Le esplosioni di Londra stanno già servendo come squilli di tromba per raccogliere di nuovo le truppe sparse dell'Occidente sotto le insegne dell'Impero. Londra ci dice dunque molte cose. Per esempio che il cammino da qui alle prossime elezioni sarà contrappuntato da esplosioni e imboscate. Guai, dunque, a chi farà analisi statiche di una situazione dinamica. L'errore sarebbe certo. Come lo è quello di coloro che spaccano il capello in quattro, tutti i giorni, con o senza primarie, straparlando dei rapporti di forza interni al centro-sinistra e dimenticandosi del contesto internazionale.
Faccio un esempio. C'è qualcuno che si è chiesto com'è vista a Washington la candidatura di Romano Prodi? Se pensiamo che il potere dell'Imperatore sia ininfluente possiamo fermarci qui. Ma, se non lo pensiamo, allora procediamo nel ragionamento. Dunque chiediamoci: sarà lieto Bush di avere a capo dell'Italia, liberata da Berlusconi, colui che era alla guida dell'Europa mentre l'Europa divergeva dagli Usa sulla guerra irachena? Sarà lieto l'Imperatore di avere l'Italia con un governo guidato da un uomo che ricollocherebbe il nostro paese sull'asse che va da Berlino a Madrid, passando per Parigi, rilanciando l'Europa che Bush e Blair vorrebbero prostrata e subalterna? Penso all'uscita di scena di Berlusconi e mi viene in mente quella di Eltsin. Fu costretto ad andarsene quando era ormai impresentabile. Ma i manovratori gli garantirono un'uscita indolore e si garantirono un sostituto che dava loro garanzie adeguate.

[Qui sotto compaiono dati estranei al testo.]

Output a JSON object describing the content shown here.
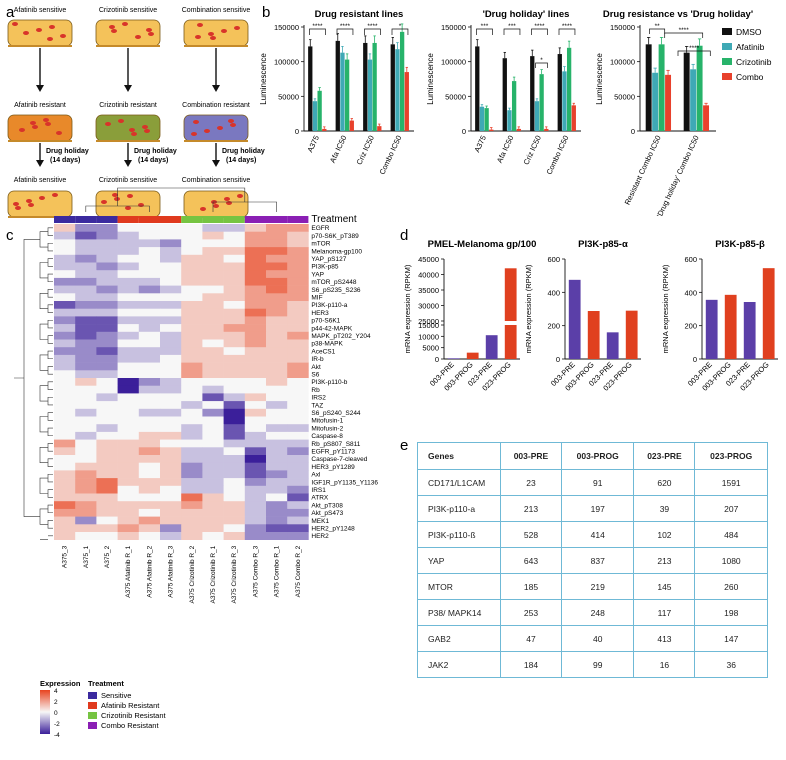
{
  "panel_labels": {
    "a": "a",
    "b": "b",
    "c": "c",
    "d": "d",
    "e": "e"
  },
  "panel_a": {
    "columns": [
      {
        "top": "Afatinib sensitive",
        "mid": "Afatinib resistant",
        "bottom": "Afatinib sensitive",
        "mid_color": "#e8892a"
      },
      {
        "top": "Crizotinib sensitive",
        "mid": "Crizotinib resistant",
        "bottom": "Crizotinib sensitive",
        "mid_color": "#8a9e3a"
      },
      {
        "top": "Combination sensitive",
        "mid": "Combination resistant",
        "bottom": "Combination sensitive",
        "mid_color": "#7a78c0"
      }
    ],
    "holiday_line1": "Drug holiday",
    "holiday_line2": "(14 days)",
    "sensitive_cell_color": "#f4c25a"
  },
  "chart_data": [
    {
      "type": "bar",
      "title": "Drug resistant lines",
      "ylabel": "Luminescence",
      "ylim": [
        0,
        150000
      ],
      "yticks": [
        "0",
        "50000",
        "100000",
        "150000"
      ],
      "categories": [
        "A375",
        "Afa IC50",
        "Criz IC50",
        "Combo IC50"
      ],
      "series": [
        {
          "name": "DMSO",
          "values": [
            122000,
            130000,
            127000,
            125000
          ]
        },
        {
          "name": "Afatinib",
          "values": [
            43000,
            113000,
            103000,
            118000
          ]
        },
        {
          "name": "Crizotinib",
          "values": [
            58000,
            103000,
            127000,
            143000
          ]
        },
        {
          "name": "Combo",
          "values": [
            3000,
            15000,
            7000,
            85000
          ]
        }
      ],
      "significance": [
        "****",
        "****",
        "****",
        "*"
      ]
    },
    {
      "type": "bar",
      "title": "'Drug holiday' lines",
      "ylabel": "Luminescence",
      "ylim": [
        0,
        150000
      ],
      "yticks": [
        "0",
        "50000",
        "100000",
        "150000"
      ],
      "categories": [
        "A375",
        "Afa IC50",
        "Criz IC50",
        "Combo IC50"
      ],
      "series": [
        {
          "name": "DMSO",
          "values": [
            122000,
            105000,
            108000,
            111000
          ]
        },
        {
          "name": "Afatinib",
          "values": [
            35000,
            30000,
            43000,
            86000
          ]
        },
        {
          "name": "Crizotinib",
          "values": [
            33000,
            72000,
            82000,
            120000
          ]
        },
        {
          "name": "Combo",
          "values": [
            2000,
            3000,
            3000,
            37000
          ]
        }
      ],
      "significance": [
        "***",
        "***",
        "****",
        "****"
      ],
      "extra_significance": [
        "*"
      ]
    },
    {
      "type": "bar",
      "title": "Drug resistance vs 'Drug holiday'",
      "ylabel": "Luminescence",
      "ylim": [
        0,
        150000
      ],
      "yticks": [
        "0",
        "50000",
        "100000",
        "150000"
      ],
      "categories": [
        "Resistant Combo IC50",
        "'Drug holiday' Combo IC50"
      ],
      "series": [
        {
          "name": "DMSO",
          "values": [
            125000,
            113000
          ]
        },
        {
          "name": "Afatinib",
          "values": [
            84000,
            89000
          ]
        },
        {
          "name": "Crizotinib",
          "values": [
            125000,
            123000
          ]
        },
        {
          "name": "Combo",
          "values": [
            81000,
            37000
          ]
        }
      ],
      "significance": [
        "**",
        "****",
        "****"
      ],
      "legend": [
        "DMSO",
        "Afatinib",
        "Crizotinib",
        "Combo"
      ]
    },
    {
      "type": "heatmap",
      "legend_title": "Treatment",
      "columns": [
        "A375_3",
        "A375_1",
        "A375_2",
        "A375 Afatinib R_1",
        "A375 Afatinib R_2",
        "A375 Afatinib R_3",
        "A375 Crizotinib R_2",
        "A375 Crizotinib R_1",
        "A375 Crizotinib R_3",
        "A375 Combo R_3",
        "A375 Combo R_1",
        "A375 Combo R_2"
      ],
      "column_groups": [
        "Sensitive",
        "Sensitive",
        "Sensitive",
        "Afatinib Resistant",
        "Afatinib Resistant",
        "Afatinib Resistant",
        "Crizotinib Resistant",
        "Crizotinib Resistant",
        "Crizotinib Resistant",
        "Combo Resistant",
        "Combo Resistant",
        "Combo Resistant"
      ],
      "rows": [
        "EGFR",
        "p70-S6K_pT389",
        "mTOR",
        "Melanoma-gp100",
        "YAP_pS127",
        "PI3K-p85",
        "YAP",
        "mTOR_pS2448",
        "S6_pS235_S236",
        "MIF",
        "PI3K-p110-a",
        "HER3",
        "p70-S6K1",
        "p44-42-MAPK",
        "MAPK_pT202_Y204",
        "p38-MAPK",
        "AceCS1",
        "IR-b",
        "Akt",
        "S6",
        "PI3K-p110-b",
        "Rb",
        "IRS2",
        "TAZ",
        "S6_pS240_S244",
        "Mitofusin-1",
        "Mitofusin-2",
        "Caspase-8",
        "Rb_pS807_S811",
        "EGFR_pY1173",
        "Caspase-7-cleaved",
        "HER3_pY1289",
        "Axl",
        "IGF1R_pY1135_Y1136",
        "IRS1",
        "ATRX",
        "Akt_pT308",
        "Akt_pS473",
        "MEK1",
        "HER2_pY1248",
        "HER2"
      ],
      "values": [
        [
          1,
          -2,
          -2,
          0,
          0,
          0,
          0,
          -1,
          -1,
          1,
          2,
          2
        ],
        [
          -1,
          -3,
          -2,
          -1,
          0,
          0,
          0,
          1,
          0,
          2,
          2,
          1
        ],
        [
          0,
          -1,
          -1,
          -1,
          -1,
          -2,
          0,
          0,
          0,
          2,
          2,
          1
        ],
        [
          0,
          -1,
          -1,
          -1,
          0,
          -1,
          0,
          1,
          1,
          3,
          3,
          2
        ],
        [
          -1,
          -2,
          -1,
          0,
          0,
          -1,
          1,
          1,
          0,
          3,
          2,
          2
        ],
        [
          -1,
          -1,
          -2,
          -1,
          0,
          0,
          1,
          1,
          1,
          3,
          3,
          2
        ],
        [
          0,
          -1,
          -1,
          0,
          0,
          0,
          1,
          1,
          1,
          3,
          2,
          2
        ],
        [
          -2,
          -2,
          -1,
          -1,
          -1,
          0,
          1,
          1,
          1,
          3,
          3,
          2
        ],
        [
          -1,
          -1,
          -2,
          -1,
          -2,
          -1,
          0,
          0,
          1,
          2,
          3,
          2
        ],
        [
          0,
          -1,
          -1,
          0,
          0,
          0,
          0,
          1,
          1,
          2,
          2,
          2
        ],
        [
          -3,
          -2,
          -2,
          -1,
          -1,
          -1,
          1,
          1,
          0,
          2,
          2,
          1
        ],
        [
          -1,
          -1,
          -1,
          0,
          0,
          0,
          1,
          1,
          1,
          3,
          2,
          1
        ],
        [
          -2,
          -3,
          -3,
          -1,
          -1,
          -1,
          1,
          1,
          1,
          2,
          1,
          1
        ],
        [
          -1,
          -3,
          -3,
          0,
          -1,
          0,
          1,
          1,
          2,
          2,
          1,
          1
        ],
        [
          -2,
          -3,
          -2,
          -1,
          0,
          -1,
          1,
          1,
          1,
          2,
          1,
          2
        ],
        [
          -1,
          -2,
          -2,
          0,
          0,
          -1,
          1,
          0,
          1,
          2,
          1,
          1
        ],
        [
          -2,
          -2,
          -3,
          -1,
          -1,
          -1,
          1,
          1,
          0,
          1,
          1,
          1
        ],
        [
          -1,
          -2,
          -2,
          -1,
          -1,
          0,
          1,
          1,
          1,
          1,
          1,
          1
        ],
        [
          -1,
          -2,
          -2,
          0,
          0,
          0,
          2,
          1,
          1,
          1,
          1,
          2
        ],
        [
          0,
          -1,
          -1,
          0,
          0,
          0,
          2,
          1,
          1,
          1,
          1,
          2
        ],
        [
          0,
          1,
          0,
          -4,
          -2,
          -1,
          0,
          0,
          0,
          0,
          1,
          0
        ],
        [
          0,
          0,
          0,
          -4,
          -1,
          -1,
          0,
          -1,
          0,
          0,
          0,
          0
        ],
        [
          0,
          0,
          -1,
          0,
          0,
          0,
          0,
          -3,
          -1,
          1,
          0,
          0
        ],
        [
          0,
          0,
          0,
          0,
          0,
          0,
          -1,
          0,
          -3,
          0,
          -1,
          0
        ],
        [
          0,
          -1,
          0,
          0,
          -1,
          -1,
          0,
          -2,
          -4,
          1,
          0,
          0
        ],
        [
          0,
          0,
          0,
          0,
          0,
          0,
          0,
          0,
          -4,
          0,
          0,
          0
        ],
        [
          0,
          0,
          -1,
          0,
          0,
          0,
          -1,
          0,
          -3,
          0,
          -1,
          -1
        ],
        [
          0,
          -1,
          0,
          0,
          1,
          1,
          -1,
          0,
          -3,
          -1,
          0,
          0
        ],
        [
          2,
          0,
          1,
          1,
          1,
          0,
          0,
          0,
          -1,
          -1,
          -1,
          -1
        ],
        [
          1,
          0,
          1,
          1,
          2,
          1,
          -1,
          -1,
          0,
          -3,
          -1,
          -2
        ],
        [
          0,
          0,
          1,
          1,
          1,
          1,
          -1,
          -1,
          -1,
          -4,
          -1,
          -1
        ],
        [
          0,
          1,
          1,
          1,
          0,
          1,
          -2,
          -1,
          -1,
          -3,
          -1,
          -1
        ],
        [
          1,
          2,
          1,
          1,
          0,
          1,
          -2,
          -1,
          -1,
          -3,
          -2,
          -1
        ],
        [
          1,
          2,
          3,
          1,
          1,
          1,
          -1,
          -1,
          0,
          -2,
          -1,
          -1
        ],
        [
          1,
          2,
          3,
          0,
          1,
          0,
          -1,
          -1,
          0,
          -1,
          -1,
          -2
        ],
        [
          1,
          1,
          1,
          0,
          0,
          0,
          3,
          1,
          0,
          -1,
          0,
          -3
        ],
        [
          3,
          2,
          1,
          1,
          1,
          1,
          2,
          1,
          1,
          -1,
          -2,
          -1
        ],
        [
          2,
          2,
          1,
          1,
          0,
          1,
          1,
          1,
          1,
          -1,
          -2,
          -2
        ],
        [
          1,
          -2,
          0,
          1,
          2,
          1,
          1,
          1,
          1,
          -1,
          -2,
          -1
        ],
        [
          1,
          1,
          1,
          2,
          1,
          -2,
          1,
          1,
          0,
          -2,
          -3,
          -3
        ],
        [
          1,
          0,
          0,
          1,
          0,
          -1,
          1,
          0,
          1,
          -2,
          -2,
          -2
        ]
      ],
      "scale_min": -4,
      "scale_max": 4,
      "scale_ticks": [
        "4",
        "2",
        "0",
        "-2",
        "-4"
      ],
      "scale_title": "Expression",
      "groups_legend": [
        {
          "label": "Sensitive",
          "color": "#3b2a9f"
        },
        {
          "label": "Afatinib Resistant",
          "color": "#e03a1e"
        },
        {
          "label": "Crizotinib Resistant",
          "color": "#76c442"
        },
        {
          "label": "Combo Resistant",
          "color": "#8a1fb4"
        }
      ]
    },
    {
      "type": "bar",
      "title": "PMEL-Melanoma gp/100",
      "ylabel": "mRNA expression (RPKM)",
      "ylim": [
        0,
        45000
      ],
      "yticks": [
        "0",
        "5000",
        "10000",
        "15000",
        "25000",
        "30000",
        "35000",
        "40000",
        "45000"
      ],
      "axis_break": true,
      "categories": [
        "003-PRE",
        "003-PROG",
        "023-PRE",
        "023-PROG"
      ],
      "values": [
        300,
        2800,
        10500,
        42000
      ]
    },
    {
      "type": "bar",
      "title": "PI3K-p85-α",
      "ylabel": "mRNA expression (RPKM)",
      "ylim": [
        0,
        600
      ],
      "yticks": [
        "0",
        "200",
        "400",
        "600"
      ],
      "categories": [
        "003-PRE",
        "003-PROG",
        "023-PRE",
        "023-PROG"
      ],
      "values": [
        475,
        288,
        160,
        290
      ]
    },
    {
      "type": "bar",
      "title": "PI3K-p85-β",
      "ylabel": "mRNA expression (RPKM)",
      "ylim": [
        0,
        600
      ],
      "yticks": [
        "0",
        "200",
        "400",
        "600"
      ],
      "categories": [
        "003-PRE",
        "003-PROG",
        "023-PRE",
        "023-PROG"
      ],
      "values": [
        355,
        385,
        342,
        545
      ]
    },
    {
      "type": "table",
      "columns": [
        "Genes",
        "003-PRE",
        "003-PROG",
        "023-PRE",
        "023-PROG"
      ],
      "rows": [
        [
          "CD171/L1CAM",
          "23",
          "91",
          "620",
          "1591"
        ],
        [
          "PI3K-p110-a",
          "213",
          "197",
          "39",
          "207"
        ],
        [
          "PI3K-p110-ß",
          "528",
          "414",
          "102",
          "484"
        ],
        [
          "YAP",
          "643",
          "837",
          "213",
          "1080"
        ],
        [
          "MTOR",
          "185",
          "219",
          "145",
          "260"
        ],
        [
          "P38/ MAPK14",
          "253",
          "248",
          "117",
          "198"
        ],
        [
          "GAB2",
          "47",
          "40",
          "413",
          "147"
        ],
        [
          "JAK2",
          "184",
          "99",
          "16",
          "36"
        ]
      ]
    }
  ],
  "colors": {
    "dmso": "#111111",
    "afatinib": "#3fa9b5",
    "crizotinib": "#27b36a",
    "combo": "#e8412c",
    "pre": "#5b3fa8",
    "prog": "#e0401f",
    "heat_low": "#3b1f9a",
    "heat_mid": "#f7f7f7",
    "heat_high": "#e8431f"
  }
}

Naturalmente può succedere che certi calcoli, poi, risultino fallaci. Ma questo non significa che non siano stati fatti. Oggi (dopo la squillante vittoria alle regionali) gli abbracci inopinati tra Berlusconi e De Benedetti, le scalate improvvise, le Opa sorprendenti, i «guastatori per conto terzi» che si materializzano all'interno stesso del centro-sinistra dicono che in cucina si prepara un brodo indigesto. La ricetta è il prodotto di molte mani, italiane e straniere. Se non vogliamo mangiare quel piatto, organizziamoci.